Verslagen Radiocafé

Verslag 24 augustus 2010: Transformatoren

Waarom juist deze avond transformatoren? In het verslag van 8 juli 2008 is er al genoeg over geschreven. De reden is dat ik van iemand de opmerking kreeg dat het aantal windingen 50 hertz gedeeld door de oppervlakte van het middenbeen is. Verbaasd vroeg ik 50 hertz? Hoe komt u daarbij? Hij had het gelezen in de NVHR cursus. Ik heb het cursusboek er bij gepakt en hem laten zien dat er staat. “Het gegeven getal” het is de uitkomst van een berekening waarbij wordt uitgegaan van een ijzerpakket van B=12000 gauss, een frequentie van 50 hertz en een cosinus phi van 0,75.  Laten we de oppervlakte van het been S weg uit de formule dan is de uitkomst 50. Stel dat we cosinus phi nu eens 0,7 nemen, dat zou de uitkomst  54 zijn. Een wat handige vuistregel die een bijna benadering geeft van het juiste windingental per volt als we dat door de oppervlakte van het middenbeen in cm2 delen.

Helemaal juist is het niet. De oppervlakte van het middenbeen is niet geheel van ijzer. We moeten ook de onderlinge isolatie van dit blikpakket meerekenen. Dr Blan geeft aan in wat hij het transformatorrecept noemt dat deze oppervlakte nog vermenigvuldigd moet worden met 0,9. Hij gaat nog een stapje verder omdat we ook rekening moeten houden met de oppervlakte van één wikkelvenster. Er moet ruimte genoeg zijn voor het aantal wikkelingen. Hieruit heeft hij een andere formule samen gesteld  VA = oppervlakte wikkelvenster x  oppervlakte middenbeen x 0,9.

Maar als iemand een trafo wil wikkelen, dan gebruikt men meestal een kern van een oude trafo. We mogen verwachten dat hiervan de gegevens wel kloppen met die welke we in de formule gebruiken.

Een B van 12000 gauss is gebruikelijk. Een lagere waarde betekent meer windigen per volt en  boven de 14000 krijg je snel verzadiging van de kern .

Alhoewel het afwikkelen van een wikkeling, bij voorkeur van een met een bekende lage uitgang spanning eerder het juiste windingen per volt aantal geeft. Dan is de gehele bovenstaande formule niet nodig.
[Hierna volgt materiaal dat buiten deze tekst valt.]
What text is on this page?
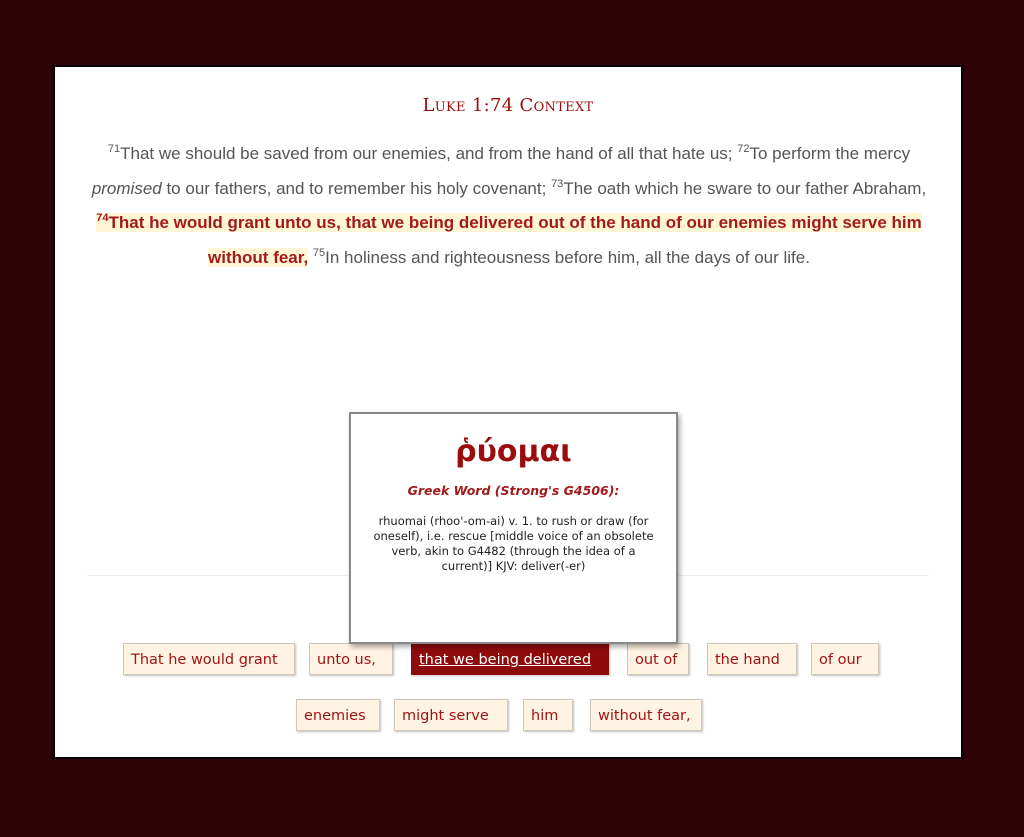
Luke 1:74 Context
$^{71}$That we should be saved from our enemies, and from the hand of all that hate us; $^{72}$To perform the mercy promised to our fathers, and to remember his holy covenant; $^{73}$The oath which he sware to our father Abraham, $^{74}$That he would grant unto us, that we being delivered out of the hand of our enemies might serve him without fear, $^{75}$In holiness and righteousness before him, all the days of our life.
ῥύομαι
Greek Word (Strong's G4506):
rhuomai (rhoo'-om-ai) v. 1. to rush or draw (for oneself), i.e. rescue [middle voice of an obsolete verb, akin to G4482 (through the idea of a current)] KJV: deliver(-er)
That he would grant	unto us,	that we being delivered	out of	the hand	of our
enemies	might serve	him	without fear,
Toch kunnen we de formule op een wat gemakkelijker manier uitleggen volgens mijnheer M.Boucherot. Overeenkomend met de bovenstaande formule waarbij π√2 = 4,4 wordt vermenigvuldigt met 50 hertz = 222.  Zal bij een inductie van B = 10000 gauss en een ijzerdoorsnede van 1 dm2 (100 cm2) per winding 2,22 volt staan indien dus de frequentie 50 hertz bedraagt.
Stel dat de ons te bewikkelen trafo een middenbeen heeft van 7cm2 dan wordt de berekening van de spanning per winding 2,22 x 7/100 = 0,1554 volt. Het aantal windingen per volt wordt dan 1/ 0,1554 = 6,4 . Is het aantal gauss 12000 dan wordt deze berekening 2,22 x 7/100 x 12000/ 10000 = 0,18. Het aantal windingen/volt wordt dan 1/0,18 = 5,3.
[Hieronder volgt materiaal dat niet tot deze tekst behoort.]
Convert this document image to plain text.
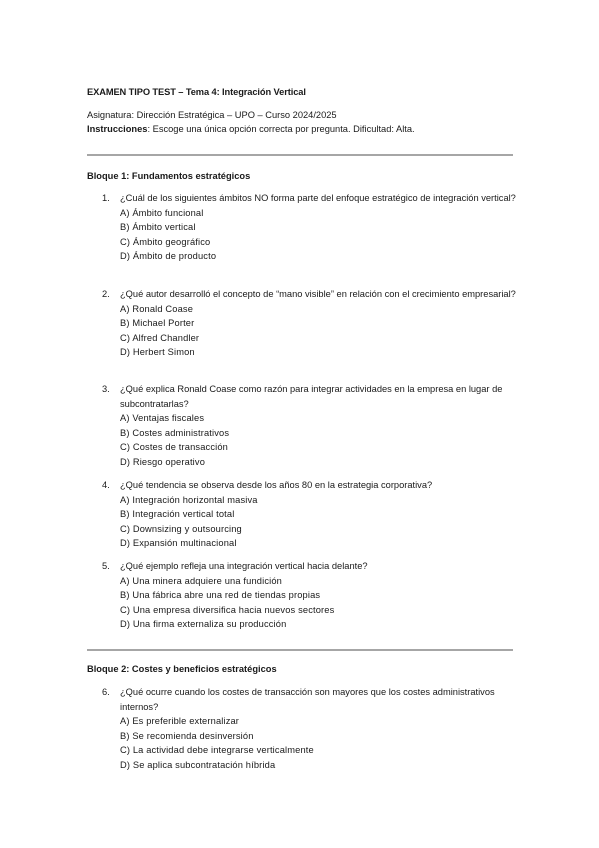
EXAMEN TIPO TEST – Tema 4: Integración Vertical

Asignatura: Dirección Estratégica – UPO – Curso 2024/2025

Instrucciones: Escoge una única opción correcta por pregunta. Dificultad: Alta.

Bloque 1: Fundamentos estratégicos
1. ¿Cuál de los siguientes ámbitos NO forma parte del enfoque estratégico de integración vertical?
A) Ámbito funcional
B) Ámbito vertical
C) Ámbito geográfico
D) Ámbito de producto
2. ¿Qué autor desarrolló el concepto de “mano visible” en relación con el crecimiento empresarial?
A) Ronald Coase
B) Michael Porter
C) Alfred Chandler
D) Herbert Simon
3. ¿Qué explica Ronald Coase como razón para integrar actividades en la empresa en lugar de subcontratarlas?
A) Ventajas fiscales
B) Costes administrativos
C) Costes de transacción
D) Riesgo operativo
4. ¿Qué tendencia se observa desde los años 80 en la estrategia corporativa?
A) Integración horizontal masiva
B) Integración vertical total
C) Downsizing y outsourcing
D) Expansión multinacional
5. ¿Qué ejemplo refleja una integración vertical hacia delante?
A) Una minera adquiere una fundición
B) Una fábrica abre una red de tiendas propias
C) Una empresa diversifica hacia nuevos sectores
D) Una firma externaliza su producción
Bloque 2: Costes y beneficios estratégicos
6. ¿Qué ocurre cuando los costes de transacción son mayores que los costes administrativos internos?
A) Es preferible externalizar
B) Se recomienda desinversión
C) La actividad debe integrarse verticalmente
D) Se aplica subcontratación híbrida
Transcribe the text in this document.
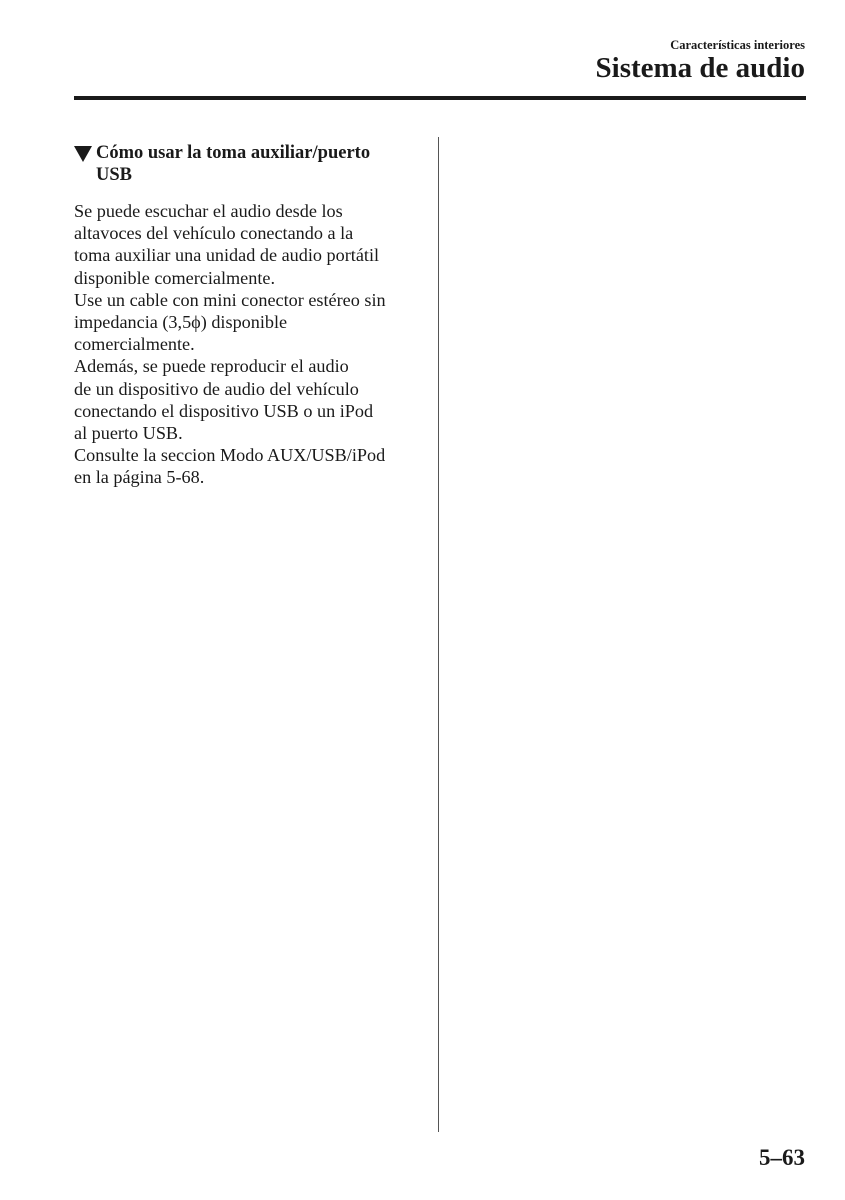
Características interiores
Sistema de audio
Cómo usar la toma auxiliar/puerto
USB
Se puede escuchar el audio desde los
altavoces del vehículo conectando a la
toma auxiliar una unidad de audio portátil
disponible comercialmente.
Use un cable con mini conector estéreo sin
impedancia (3,5ϕ) disponible
comercialmente.
Además, se puede reproducir el audio
de un dispositivo de audio del vehículo
conectando el dispositivo USB o un iPod
al puerto USB.
Consulte la seccion Modo AUX/USB/iPod
en la página 5-68.
5–63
De verliezen in acht nemend, deze uitkomsten vermenigvuldigen met cos phi.

Deze verliezen worden grotendeels veroorzaakt door de ijzerverliezen ten gevolge van Foucaultse stromen en de hystéréses. De koperverliezen door de koperweerstand. Dan hebben we ook nog te maken met de onderlinge capaciteit, de spreidingsverliezen en belangrijk de koppeling tussen de spoelen.

Bekend is natuurlijk de nullaststroom, waarbij Ul x i = het blindvermogen. Ur x i is het werkelijk vermogen en  u x i het schijnbare vermogen.  Ur / U =  het echte vermogen / schijnbaar vermogen = cosinus phi.
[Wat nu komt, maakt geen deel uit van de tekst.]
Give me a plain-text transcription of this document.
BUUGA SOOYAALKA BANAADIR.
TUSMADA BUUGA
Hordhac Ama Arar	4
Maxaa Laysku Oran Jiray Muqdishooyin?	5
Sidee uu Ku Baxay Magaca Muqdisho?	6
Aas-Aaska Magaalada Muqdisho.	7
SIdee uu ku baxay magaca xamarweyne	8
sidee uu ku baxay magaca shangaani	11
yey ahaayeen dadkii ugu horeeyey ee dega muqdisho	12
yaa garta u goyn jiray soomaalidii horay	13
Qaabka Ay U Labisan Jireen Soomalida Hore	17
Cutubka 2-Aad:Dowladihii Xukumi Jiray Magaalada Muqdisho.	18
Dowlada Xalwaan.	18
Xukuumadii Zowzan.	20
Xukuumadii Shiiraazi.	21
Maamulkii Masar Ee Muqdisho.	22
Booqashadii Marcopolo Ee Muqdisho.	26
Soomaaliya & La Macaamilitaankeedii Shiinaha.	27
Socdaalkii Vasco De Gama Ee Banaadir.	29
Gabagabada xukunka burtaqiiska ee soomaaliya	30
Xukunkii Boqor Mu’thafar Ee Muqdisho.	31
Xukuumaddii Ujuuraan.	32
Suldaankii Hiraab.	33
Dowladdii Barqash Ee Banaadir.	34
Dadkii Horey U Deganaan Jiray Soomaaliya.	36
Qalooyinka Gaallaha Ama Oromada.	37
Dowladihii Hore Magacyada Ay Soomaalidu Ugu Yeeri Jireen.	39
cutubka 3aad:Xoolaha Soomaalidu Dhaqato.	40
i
Uitgangstrafos zijn door de veranderlijke frequentie nog moeilijker om uit te rekenen. Het kernoppervlak wordt ook 1,25 maal groter gekozen dan die van een voedingstrafo.  De ijzer- en koperverliezen zijn onderhevig aan de wisselende audiofrequentie.

A. Zijn de ijzerverliezen gelijk aan de koperverliezen dan zal als cosinus phi is tussen 0,5 en 1 de belastingsweerstand in de primaire kring gelijk zijn aan de impedantieverhouding maal de secundaire belastingsweerstand = N2 x Rb.

B. Is het ijzerverlies kleiner dan de koperverliezen dan is de belastingsweerstand hoger in de primaire kring dan N2 x Rb.

C. Indien het ijzerverlies groter is dan het koperverlies dan is de belastingsweerstand kleiner in de primaire kring dan N2 x Rb.

Is de koppeling tussen de primaire en secundaire niet vast genoeg dan kan faseverschuiving optreden in de hogere frequenties.

Om een voorbeeld van faseverschuiving te demonstreren, had ik een trafo meegebracht secundair 8 volt en deze aangesloten op een serieschakeling van een 3200 ohm weerstand en een condensator van 1 μF.
1 / 2π f C = 3200 ohm dus gelijk aan de weerstand. We meten over de weerstand en condensator ieder 5,7 volt. Opgeteld zou dat 11,4 volt zijn, maar het is slechts 8 volt. U is 45° verschoven ten opzicht van Ur.
Cos phi van 45 ° =  0,7  en 8 x 0,7 = 5,6 volt.

Met een trafo zijn er redenen genoeg om een trafoloze eindtrap te ontwerpen. Maar dan verschuif je het probleem naar de hoogohmige luidspreker. Niet voor niets zijn fabrikanten afgestapt van 16 ohm luidsprekers. Tenminste ze moeten apart besteld worden.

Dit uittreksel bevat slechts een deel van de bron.